Praise-Singing Poppler Utilities

Last year I gave a presentation at Linux Users of Victoria entitled Being An Acrobat: Linux and PDFs (there was an additional discussion not in the presentation about embedding Javascript in a PDF and some related security issues, but that's for another post). Part of this presentation was singing the praises of Poppler Utilities (named after the Futurama episode, "The Problem with Popplers"). This is probably the most single most common suite of tools I use when dealing with PDFs with the single exception of reading and creating. There is an enormous number of times I have encountered an issue with PDFs and resolved it with something from the Popper utils suite.
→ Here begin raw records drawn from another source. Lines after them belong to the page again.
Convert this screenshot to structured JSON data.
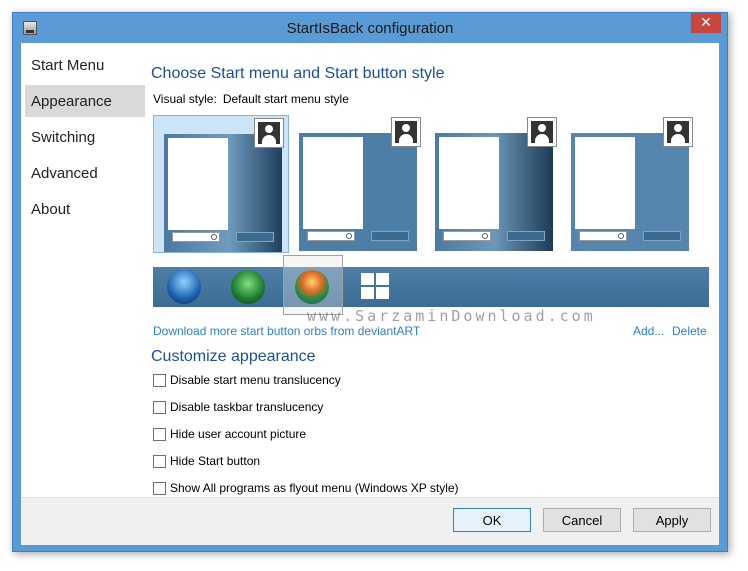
{
  "window": {
    "title": "StartIsBack configuration",
    "close_glyph": "✕"
  },
  "sidebar": {
    "items": [
      {
        "label": "Start Menu"
      },
      {
        "label": "Appearance",
        "active": true
      },
      {
        "label": "Switching"
      },
      {
        "label": "Advanced"
      },
      {
        "label": "About"
      }
    ]
  },
  "main": {
    "heading_style": "Choose Start menu and Start button style",
    "visual_style_label": "Visual style:",
    "visual_style_value": "Default start menu style",
    "style_thumbnails": [
      {
        "name": "style-1",
        "selected": true
      },
      {
        "name": "style-2",
        "selected": false
      },
      {
        "name": "style-3",
        "selected": false
      },
      {
        "name": "style-4",
        "selected": false
      }
    ],
    "orbs": [
      "windows-7-orb-icon",
      "clover-orb-icon",
      "colorful-orb-icon",
      "windows-8-logo-icon"
    ],
    "watermark": "www.SarzaminDownload.com",
    "download_link": "Download more start button orbs from deviantART",
    "add_link": "Add...",
    "delete_link": "Delete",
    "heading_customize": "Customize appearance",
    "options": [
      {
        "label": "Disable start menu translucency",
        "checked": false
      },
      {
        "label": "Disable taskbar translucency",
        "checked": false
      },
      {
        "label": "Hide user account picture",
        "checked": false
      },
      {
        "label": "Hide Start button",
        "checked": false
      },
      {
        "label": "Show All programs as flyout menu (Windows XP style)",
        "checked": false
      }
    ]
  },
  "footer": {
    "ok_label": "OK",
    "cancel_label": "Cancel",
    "apply_label": "Apply"
  },
  "colors": {
    "accent": "#1c4f9a",
    "link": "#2b7fd0",
    "frame": "#5b9bd5",
    "close": "#c7473d"
  }
}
The entire relevant slide from the presentation is reproduced was as follows:

Derived from xpdf, Poppler is a software library for rendering PDF documents and is used in a variety of PDF readers (including Evince, KPDF, LibreOffice, Inkscape, Okular, Zathura etc). A collection of tools, poppler-utils, is built on Poppler’s API provides a variety of useful functions e.g.,

pdffonts - lists the fonts used in a PDF (e.g., pdfonts filename.pdf)
pdfimages - extract images from a PDF (e.g., pdfimages -png filename.pdf images/)
pdfseparate - extract single pages from a PDF (e.g., pdfseparate sample.pdf sample-%d.pdf)
pdftohtml - convert PDF to HTML format retaining formatting
pdftops - convert PDF to printable PS format
pdftotext - extract text from a PDF
pdfunite - merges PDFs (pdfunite page{01..13}.pdf combined.pdf)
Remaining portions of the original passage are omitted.